In this case, as in the case of Hurricane Ike and all hurricanes, the storm didn't arise in the U.S. but far out to sea; it arose when foreign hedge funds and banks panicked at the liquidity problems in response to the U.S. mortgage market meltdown.

The Fed moved too late to address the meltdown and had little control over how other central banks would deal with the liquidity crisis.

It was at that moment that the SEC should have restored the regulations on short selling, in the manner of huddling behind a seawall during a storm surge.

The regulations couldn't stop the storm but they would have prevented the worst effects, which included U.S. companies with reasonably good fundamentals going under.

Of course there is tremendous corruption associated with Fannie and Freddie, and a Robespierre will be dredged up to make heads roll. But this won't be addressing the systemic problem, which is that governments can't resist using financial markets for social engineering purposes.

There was a closing comment I omitted from the Christian Science Monitor article I quoted from in Wednesday's post on Galveston Island in the wake of Ike:
"Yes, these kinds of storms become memorialized and they become part of that culture," says Anthony Oliver-Smith at the Institute for Environment and Human Security at United Nations University in Bonn, Germany.

But he says, "Memories of [natural disasters] begin to diminish after 30 years, at which point development begins again to put people in harm's way."
The same could be said for financial market crises that become catastrophic when governments refuse to acknowledge that capitalism is not a potted plant.

In the wake, everyone is scared and cautious.
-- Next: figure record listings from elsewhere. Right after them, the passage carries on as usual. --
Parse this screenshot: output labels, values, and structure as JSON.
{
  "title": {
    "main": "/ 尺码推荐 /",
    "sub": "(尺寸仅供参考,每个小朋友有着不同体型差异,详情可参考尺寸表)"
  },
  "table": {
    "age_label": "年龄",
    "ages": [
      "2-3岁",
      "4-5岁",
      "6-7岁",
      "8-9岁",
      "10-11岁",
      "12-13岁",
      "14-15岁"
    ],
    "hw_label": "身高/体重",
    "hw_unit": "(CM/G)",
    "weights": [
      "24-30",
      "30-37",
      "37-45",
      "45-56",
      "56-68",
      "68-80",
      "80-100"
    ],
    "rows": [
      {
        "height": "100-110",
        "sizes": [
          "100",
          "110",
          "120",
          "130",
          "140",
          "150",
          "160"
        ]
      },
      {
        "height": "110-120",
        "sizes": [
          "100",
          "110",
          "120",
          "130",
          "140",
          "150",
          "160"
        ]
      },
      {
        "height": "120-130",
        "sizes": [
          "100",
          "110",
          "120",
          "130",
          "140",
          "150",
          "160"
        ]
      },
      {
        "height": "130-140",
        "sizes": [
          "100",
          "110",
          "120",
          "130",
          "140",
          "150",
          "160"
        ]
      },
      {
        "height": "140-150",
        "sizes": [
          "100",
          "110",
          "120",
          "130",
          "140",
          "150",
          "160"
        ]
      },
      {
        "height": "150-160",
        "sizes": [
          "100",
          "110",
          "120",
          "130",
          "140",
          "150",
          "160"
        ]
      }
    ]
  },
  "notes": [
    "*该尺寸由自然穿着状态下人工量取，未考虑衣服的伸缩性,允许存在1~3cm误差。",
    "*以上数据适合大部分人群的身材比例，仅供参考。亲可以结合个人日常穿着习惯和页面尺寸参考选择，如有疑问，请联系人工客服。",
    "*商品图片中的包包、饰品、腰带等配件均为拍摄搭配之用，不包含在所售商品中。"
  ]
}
But the memory of the debacle eventually fades, and so here we are again.

The catastrophe won't blow over without a lot of fine tuning. The Lords of the Craps Table -- the gnomes at the BIS and IMF, the central bankers and the shrewdest minds at the largest capital firms -- will patch it over somehow. A new regulatory body or several will come into existence, along with a host of new laws.

Then we can all go back to having our cake and eating it too, until reality intervenes again somewhere down the line.

Don't despair, Boris. Remember I've counseled before on the folly of insisting on competence always in all things. When it comes time to ring down the curtain on the human race, you want a dolt in charge of overseeing the termination sequence.